The museum features numerous photos and mementos from Cleveland’s baseball history, including a small exhibit about Sockalexis—the first recognized Native American to play in the Big Leagues and for whom the Indians were named in 1915, two years after Sockalexis died and nearly 20 years after he quit playing baseball.
Sockalexis was a folk-like figure from the Penobscot Tribe on Indian Island in eastern Maine.
Nicknamed “Deerfoot of the Diamond,” Sockalexis played for the Cleveland Spiders from 1897 to 1899 and was one of the stars of the team until alcoholism and an injury led to his release from the team.
Sportswriters called him the Cleveland Indian and the name informally stuck for the rest of the team. Sockalexis, who died in Maine at age 42 in 1913, was inducted into the Cleveland Indians Hall of Fame in 2006.

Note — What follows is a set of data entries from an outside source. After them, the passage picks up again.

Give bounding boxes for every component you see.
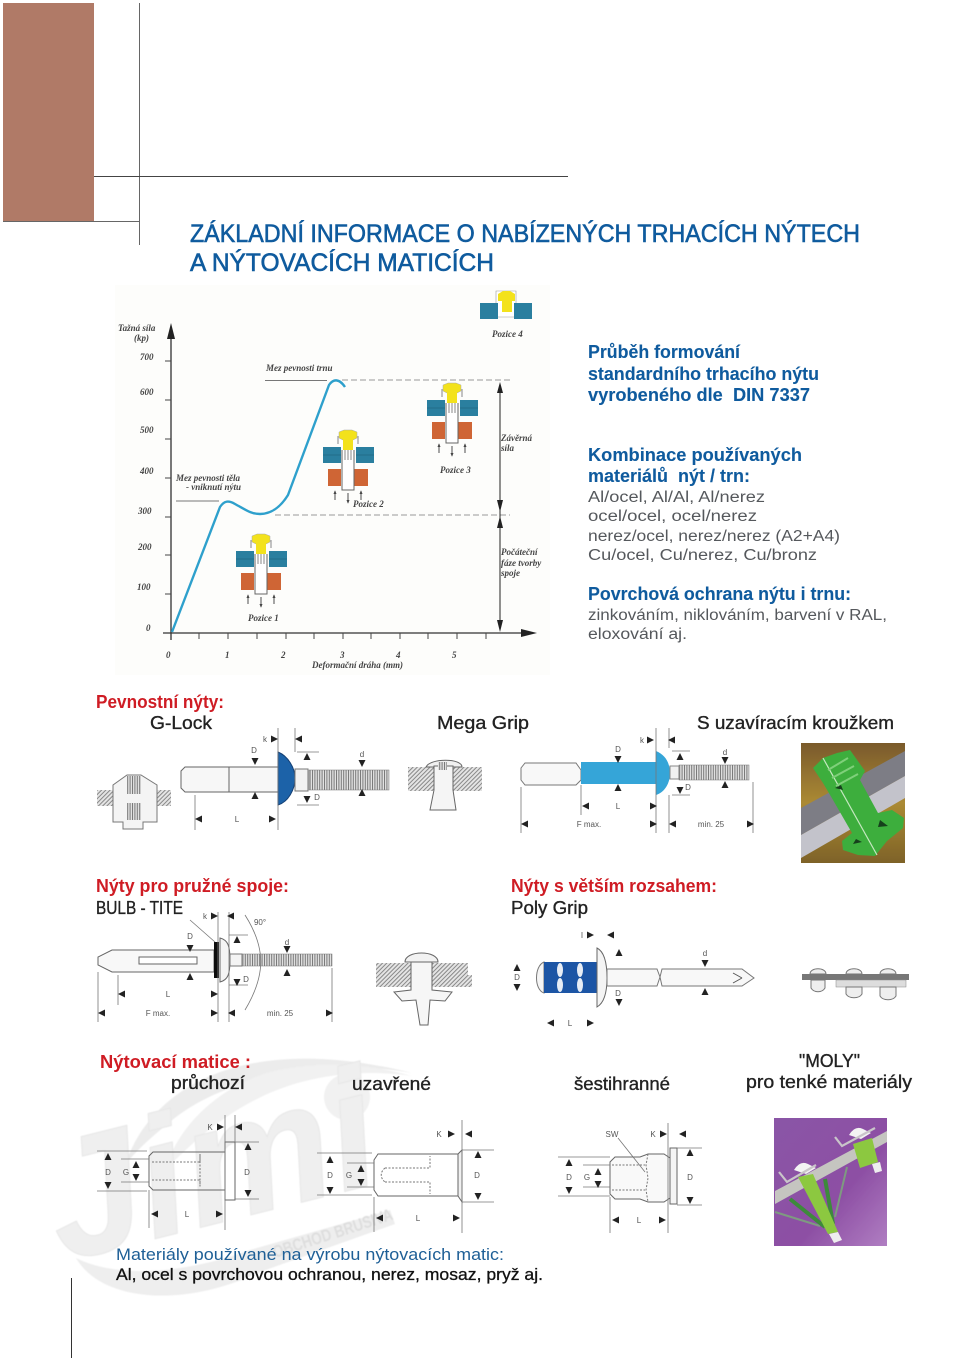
diagram: G-Lock dimensions: d bbox=[360, 750, 364, 759]
diagram: hexagonal rivet nut: SW bbox=[606, 1130, 619, 1139]
chart labels: 200 bbox=[137, 542, 152, 552]
diagram: hexagonal rivet nut: D bbox=[566, 1173, 572, 1182]
diagram: BULB-TITE dimensions: 90° bbox=[254, 918, 266, 927]
chart labels: Pozice 3 bbox=[440, 465, 471, 475]
label: G-Lock: G-Lock bbox=[150, 713, 213, 733]
diagram: Poly Grip dimensions: L bbox=[568, 1019, 573, 1028]
text block: surface protection bbox=[588, 584, 887, 643]
chart labels: Pozice 1 bbox=[248, 613, 279, 623]
diagram: hexagonal rivet nut: G bbox=[584, 1173, 590, 1182]
diagram: G-Lock dimensions: L bbox=[235, 815, 240, 824]
text block: surface protection: eloxování aj. bbox=[588, 626, 687, 643]
chart labels: fáze tvorby bbox=[501, 558, 542, 568]
text block: nut materials: Materiály používané na výrobu nýtovacích matic: bbox=[116, 1246, 504, 1264]
diagram: Mega Grip installed bbox=[408, 760, 482, 810]
diagram: through rivet nut: K bbox=[207, 1123, 213, 1132]
diagram: Poly Grip dimensions: d bbox=[703, 949, 707, 958]
diagram: Poly Grip installed bbox=[802, 969, 909, 1000]
chart labels: Mez pevnosti trnu bbox=[265, 363, 333, 373]
chart labels: Pozice 4 bbox=[492, 329, 523, 339]
text block: nut materials bbox=[116, 1246, 543, 1284]
chart labels: spoje bbox=[500, 568, 520, 578]
chart labels: 3 bbox=[339, 650, 345, 660]
diagram: Mega Grip dimensions: L bbox=[616, 802, 621, 811]
diagram: hexagonal rivet nut: L bbox=[637, 1216, 642, 1225]
diagram: BULB-TITE dimensions: min. 25 bbox=[267, 1009, 294, 1018]
chart labels: Mez pevnosti těla bbox=[175, 473, 240, 483]
chart labels: 600 bbox=[140, 387, 154, 397]
chart labels: 0 bbox=[146, 623, 151, 633]
diagram: Mega Grip dimensions: D bbox=[615, 745, 621, 754]
label: Poly Grip: Poly Grip bbox=[511, 898, 588, 918]
heading: rivet nuts: Nýtovací matice : bbox=[100, 1052, 251, 1072]
text block: material combinations bbox=[588, 445, 840, 564]
label: MOLY: pro tenké materiály bbox=[746, 1072, 912, 1092]
diagram: through rivet nut: L bbox=[185, 1210, 190, 1219]
text block: material combinations: ocel/ocel, ocel/nerez bbox=[588, 508, 757, 525]
chart labels: - vniknutí nýtu bbox=[186, 482, 241, 492]
label: MOLY bbox=[746, 1051, 912, 1092]
diagram: through rivet nut: G bbox=[123, 1168, 129, 1177]
chart labels: 300 bbox=[137, 506, 152, 516]
label: closing ring: S uzavíracím kroužkem bbox=[697, 713, 894, 733]
title: ZÁKLADNÍ INFORMACE O NABÍZENÝCH TRHACÍCH NÝTECH bbox=[190, 219, 860, 248]
diagram: BULB-TITE dimensions: L bbox=[166, 990, 171, 999]
diagram: closed rivet nut: K bbox=[436, 1130, 442, 1139]
watermark: Jimi logo: OBCHOD BRUSIVA bbox=[270, 1205, 395, 1262]
diagram: BULB-TITE dimensions: k bbox=[203, 912, 208, 921]
chart labels: (kp) bbox=[134, 333, 149, 343]
diagram: closed rivet nut: D bbox=[327, 1171, 333, 1180]
diagram: G-Lock dimensions bbox=[181, 728, 389, 830]
text block: surface protection: Povrchová ochrana nýtu i trnu: bbox=[588, 584, 851, 604]
diagram: Mega Grip dimensions: d bbox=[723, 748, 727, 757]
chart labels: 100 bbox=[137, 582, 151, 592]
chart labels: 4 bbox=[395, 650, 401, 660]
diagram: closed rivet nut bbox=[317, 1120, 494, 1233]
diagram: hexagonal rivet nut: D bbox=[687, 1173, 693, 1182]
diagram: closed rivet nut: D bbox=[474, 1171, 480, 1180]
photo: closing-ring rivet bbox=[801, 743, 905, 863]
diagram: through rivet nut: D bbox=[244, 1168, 250, 1177]
text block: formation: Průběh formování bbox=[588, 342, 741, 362]
label: through: průchozí bbox=[171, 1073, 245, 1093]
diagram: Poly Grip dimensions bbox=[514, 931, 754, 1028]
diagram: Poly Grip dimensions: D bbox=[615, 989, 621, 998]
diagram: Mega Grip dimensions: F max. bbox=[577, 820, 601, 829]
diagram: BULB-TITE dimensions: D bbox=[187, 932, 193, 941]
chart labels: Tažná síla bbox=[118, 323, 156, 333]
label: BULB-TITE: BULB - TITE bbox=[96, 898, 183, 918]
chart labels: Pozice 2 bbox=[353, 499, 384, 509]
diagram: BULB-TITE dimensions: D bbox=[243, 975, 249, 984]
chart labels: 1 bbox=[225, 650, 230, 660]
diagram: through rivet nut: D bbox=[105, 1168, 111, 1177]
text block: material combinations: nerez/ocel, nerez/nerez (A2+A4) bbox=[588, 528, 840, 545]
diagram: Poly Grip dimensions: D bbox=[514, 973, 520, 982]
diagram: BULB-TITE dimensions: d bbox=[285, 938, 289, 947]
chart labels bbox=[118, 323, 542, 670]
chart labels: Závěrná bbox=[500, 433, 532, 443]
chart: rivet pull force vs deformation bbox=[115, 285, 550, 675]
text block: formation bbox=[588, 342, 819, 405]
chart labels: 400 bbox=[139, 466, 154, 476]
chart labels: 5 bbox=[452, 650, 457, 660]
chart labels: 2 bbox=[280, 650, 286, 660]
diagram: through rivet nut bbox=[97, 1115, 259, 1230]
diagram: closed rivet nut: G bbox=[346, 1171, 352, 1180]
chart labels: síla bbox=[500, 443, 515, 453]
title bbox=[190, 219, 860, 277]
diagram: G-Lock dimensions: D bbox=[314, 793, 320, 802]
label: closed: uzavřené bbox=[352, 1074, 431, 1094]
diagram: closed rivet nut: L bbox=[416, 1214, 421, 1223]
diagram: BULB-TITE dimensions bbox=[98, 912, 333, 1022]
diagram: hexagonal rivet nut: K bbox=[650, 1130, 656, 1139]
diagram: G-Lock dimensions: D bbox=[251, 746, 257, 755]
label: Mega Grip: Mega Grip bbox=[437, 713, 529, 733]
diagram: hexagonal rivet nut bbox=[558, 1123, 702, 1233]
diagram: Poly Grip dimensions: I bbox=[581, 931, 583, 940]
text block: surface protection: zinkováním, niklováním, barvení v RAL, bbox=[588, 607, 887, 624]
diagram: G-Lock installed bbox=[97, 775, 171, 829]
diagram: Mega Grip dimensions: D bbox=[685, 783, 691, 792]
chart labels: 500 bbox=[140, 425, 154, 435]
text block: material combinations: materiálů nýt / trn: bbox=[588, 466, 750, 486]
text block: formation: standardního trhacího nýtu bbox=[588, 364, 819, 384]
text block: material combinations: Cu/ocel, Cu/nerez, Cu/bronz bbox=[588, 547, 817, 564]
chart labels: 0 bbox=[166, 650, 171, 660]
decorative brown block bbox=[3, 3, 94, 221]
text block: material combinations: Al/ocel, Al/Al, Al/nerez bbox=[588, 489, 765, 506]
text block: formation: vyrobeného dle DIN 7337 bbox=[588, 385, 810, 405]
chart labels: Počáteční bbox=[501, 547, 539, 557]
photo: MOLY rivet bbox=[774, 1118, 887, 1246]
chart labels: 700 bbox=[140, 352, 154, 362]
chart labels: Deformační dráha (mm) bbox=[311, 660, 403, 670]
diagram: Mega Grip dimensions: k bbox=[640, 736, 645, 745]
watermark: Jimi logo: Jimi bbox=[25, 1032, 400, 1298]
label: MOLY: "MOLY" bbox=[799, 1051, 860, 1071]
text block: nut materials: Al, ocel s povrchovou ochranou, nerez, mosaz, pryž aj. bbox=[116, 1266, 543, 1284]
diagram: BULB-TITE installed bbox=[376, 953, 472, 1025]
heading: flexible joints: Nýty pro pružné spoje: bbox=[96, 876, 289, 896]
label: hexagonal: šestihranné bbox=[574, 1074, 670, 1094]
heading: large range: Nýty s větším rozsahem: bbox=[511, 876, 717, 896]
diagram: BULB-TITE dimensions: F max. bbox=[146, 1009, 170, 1018]
diagram: G-Lock dimensions: k bbox=[263, 735, 268, 744]
text block: material combinations: Kombinace používaných bbox=[588, 445, 802, 465]
heading: structural rivets: Pevnostní nýty: bbox=[96, 692, 224, 712]
title: A NÝTOVACÍCH MATICÍCH bbox=[190, 248, 494, 277]
diagram: Mega Grip dimensions bbox=[521, 728, 754, 833]
diagram: Mega Grip dimensions: min. 25 bbox=[698, 820, 725, 829]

Chris Sockalexis, a descendant of Louis Sockalexis and one of the historians for the Penobscot Tribe, did not return phone calls seeking comment.
Chuck Carter, a worker for the Cleveland Recreational Department, was outside on the patio painting picnic tables on Historic League Park’s patio near the ball field.
“It'll take some getting used to,” said Carter.
Carter said as a teenager in the 1960s, he used to sell pop and peanuts at long-gone Municipal Stadium during the Indians games.
“The Cleveland Indians are all we’ve ever known, but one thing I’ve just been saying is ‘Cleveland Baseball.’ That’s one way to keep it simple.”